Date of Graduation

12-2016

Document Type

Thesis

Degree Name

Master of Science in Crop, Soil & Environmental Sciences (MS)

Degree Level

Graduate

Department

Crop, Soil & Environmental Sciences

Advisor

Kristofor R. Brye

Committee Member

Larry C. Purcell

Second Committee Member

Mary C. Savin

Third Committee Member

W. Jeremy Ross

Fourth Committee Member

Edward E. Gbur

Keywords

Biological sciences; Agronomy; Soil science; Soybean

Abstract

Continued achievement of soybean [Glycine max (L.) Merr.] yields greater than 6719 kg ha-1 (100 bu ac-1) will depend on decreasing the yield gap, which is contingent on gathering more information regarding the soil physical, chemical, and microbiological environment and the main plant factors contributing to high-yield soybean. Therefore, understanding the main factor differences between high- and average-yield areas may provide insight for making management decisions to increase yields.
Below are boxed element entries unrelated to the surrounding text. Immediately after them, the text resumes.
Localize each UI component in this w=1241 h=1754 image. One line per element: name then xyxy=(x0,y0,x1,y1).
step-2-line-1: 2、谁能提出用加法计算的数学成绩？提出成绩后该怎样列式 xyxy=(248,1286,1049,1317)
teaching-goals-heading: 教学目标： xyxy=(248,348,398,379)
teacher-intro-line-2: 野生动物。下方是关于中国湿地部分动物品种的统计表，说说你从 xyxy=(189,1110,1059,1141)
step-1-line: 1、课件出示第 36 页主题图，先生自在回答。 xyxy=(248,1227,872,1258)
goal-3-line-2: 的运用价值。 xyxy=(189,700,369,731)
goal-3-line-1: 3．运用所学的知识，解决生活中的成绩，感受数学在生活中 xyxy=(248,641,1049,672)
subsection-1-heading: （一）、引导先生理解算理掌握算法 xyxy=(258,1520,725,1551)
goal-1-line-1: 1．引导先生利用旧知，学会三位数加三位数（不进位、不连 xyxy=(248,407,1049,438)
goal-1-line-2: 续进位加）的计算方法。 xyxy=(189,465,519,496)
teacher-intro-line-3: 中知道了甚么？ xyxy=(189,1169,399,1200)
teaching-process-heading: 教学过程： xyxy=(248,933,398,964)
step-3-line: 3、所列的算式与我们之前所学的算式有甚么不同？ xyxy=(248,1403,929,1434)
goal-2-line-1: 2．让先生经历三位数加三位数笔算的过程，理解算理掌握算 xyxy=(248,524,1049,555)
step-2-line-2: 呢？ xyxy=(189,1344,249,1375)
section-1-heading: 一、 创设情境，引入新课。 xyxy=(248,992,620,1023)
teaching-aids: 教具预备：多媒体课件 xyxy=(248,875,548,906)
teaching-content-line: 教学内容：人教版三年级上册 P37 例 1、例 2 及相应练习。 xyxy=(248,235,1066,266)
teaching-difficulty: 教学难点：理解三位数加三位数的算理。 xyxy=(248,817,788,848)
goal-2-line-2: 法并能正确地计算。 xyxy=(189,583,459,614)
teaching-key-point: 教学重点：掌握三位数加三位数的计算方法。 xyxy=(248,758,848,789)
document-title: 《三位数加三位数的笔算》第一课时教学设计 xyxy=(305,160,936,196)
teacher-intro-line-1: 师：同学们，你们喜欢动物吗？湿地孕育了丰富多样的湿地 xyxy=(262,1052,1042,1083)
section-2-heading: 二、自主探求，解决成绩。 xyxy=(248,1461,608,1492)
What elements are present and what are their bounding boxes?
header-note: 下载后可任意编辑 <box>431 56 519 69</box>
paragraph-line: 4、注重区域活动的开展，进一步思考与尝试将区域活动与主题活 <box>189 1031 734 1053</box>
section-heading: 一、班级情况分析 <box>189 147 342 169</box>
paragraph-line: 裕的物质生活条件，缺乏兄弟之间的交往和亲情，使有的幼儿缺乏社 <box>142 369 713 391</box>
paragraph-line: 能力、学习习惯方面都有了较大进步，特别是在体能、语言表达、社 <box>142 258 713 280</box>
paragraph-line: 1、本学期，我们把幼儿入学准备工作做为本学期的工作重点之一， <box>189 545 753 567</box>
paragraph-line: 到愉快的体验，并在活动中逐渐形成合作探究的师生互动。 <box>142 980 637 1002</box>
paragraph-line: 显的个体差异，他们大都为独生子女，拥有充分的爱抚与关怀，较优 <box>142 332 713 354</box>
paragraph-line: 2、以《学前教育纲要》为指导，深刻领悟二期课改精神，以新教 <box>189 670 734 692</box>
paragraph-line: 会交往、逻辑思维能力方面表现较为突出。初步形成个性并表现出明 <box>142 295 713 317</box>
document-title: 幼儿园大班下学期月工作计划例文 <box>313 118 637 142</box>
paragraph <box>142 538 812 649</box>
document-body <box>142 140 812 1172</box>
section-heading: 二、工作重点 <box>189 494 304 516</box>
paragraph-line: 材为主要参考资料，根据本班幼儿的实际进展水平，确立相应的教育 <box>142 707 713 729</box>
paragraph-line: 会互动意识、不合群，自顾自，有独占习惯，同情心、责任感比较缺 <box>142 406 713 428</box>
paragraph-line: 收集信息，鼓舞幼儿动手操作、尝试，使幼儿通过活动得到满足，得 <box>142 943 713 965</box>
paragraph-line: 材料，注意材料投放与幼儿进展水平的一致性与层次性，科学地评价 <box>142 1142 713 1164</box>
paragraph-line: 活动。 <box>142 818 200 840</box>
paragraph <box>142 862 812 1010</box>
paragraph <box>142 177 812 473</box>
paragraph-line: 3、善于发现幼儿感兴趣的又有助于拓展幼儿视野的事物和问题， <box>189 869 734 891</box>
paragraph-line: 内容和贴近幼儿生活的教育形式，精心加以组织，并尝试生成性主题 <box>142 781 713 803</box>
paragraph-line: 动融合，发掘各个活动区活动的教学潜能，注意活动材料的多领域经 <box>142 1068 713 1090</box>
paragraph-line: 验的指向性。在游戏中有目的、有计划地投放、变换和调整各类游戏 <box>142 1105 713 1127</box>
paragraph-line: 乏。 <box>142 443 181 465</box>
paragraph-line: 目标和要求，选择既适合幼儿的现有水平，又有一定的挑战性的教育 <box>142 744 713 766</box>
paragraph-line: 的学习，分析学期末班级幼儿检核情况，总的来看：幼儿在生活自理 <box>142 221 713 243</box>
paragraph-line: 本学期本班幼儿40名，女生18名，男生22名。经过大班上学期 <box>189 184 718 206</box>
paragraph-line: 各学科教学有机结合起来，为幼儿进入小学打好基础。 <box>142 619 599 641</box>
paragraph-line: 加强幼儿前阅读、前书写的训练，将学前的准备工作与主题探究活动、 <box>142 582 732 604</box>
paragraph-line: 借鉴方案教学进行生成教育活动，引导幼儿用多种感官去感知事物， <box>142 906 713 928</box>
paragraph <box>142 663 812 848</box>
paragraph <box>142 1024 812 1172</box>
The objectives of this study were i) to evaluate the effects of region and soil depth on soil property differences between high- and average-soybean-yielding areas, ii) to determine which soil properties are most related to ultra-high soybean yields, and iii) to identify correlations among aboveground biomass and seed nutrient concentrations from various growth stages and soil properties for high- and average-yielding fields. In each of seven regions of the “Grow for the Green” yield contest in Arkansas, one contest-entered, high-yield (HY) area in close proximity to one average-yield (AY) area were plant-sampled at three growth stages in 2015 and soil sampled from two depth intervals (0- to 10- and 10- to 20-cm) in each yield area immediately prior to or just after harvest in 2014 and 2015. In 2014 and 2015, yields in the AY areas averaged 4633 kg ha-1 (69 bu ac-1), while yields in the HY areas averaged 5647 kg ha-1 (84 bu ac-1). Averaged across soil depth and years, selected measured soil properties differed (P < 0.05) between HY and AY areas within at least one region. Averaged across regions, Shannon’s microbial diversity was greater (P < 0.05) in HY than in AY areas. Averaged across growth stage, some plant properties were greater (P < 0.05) in HY areas, while others were greater (P < 0.05) in AY areas across regions. Since this study encompassed a wide variety of landscapes and soybean management systems across Arkansas, results of this study have the potential to help growers better understand soil and plant properties in their own fields that contribute to or hinder achieving ultra-high soybean yields, which may contribute to minimizing the soybean yield gap.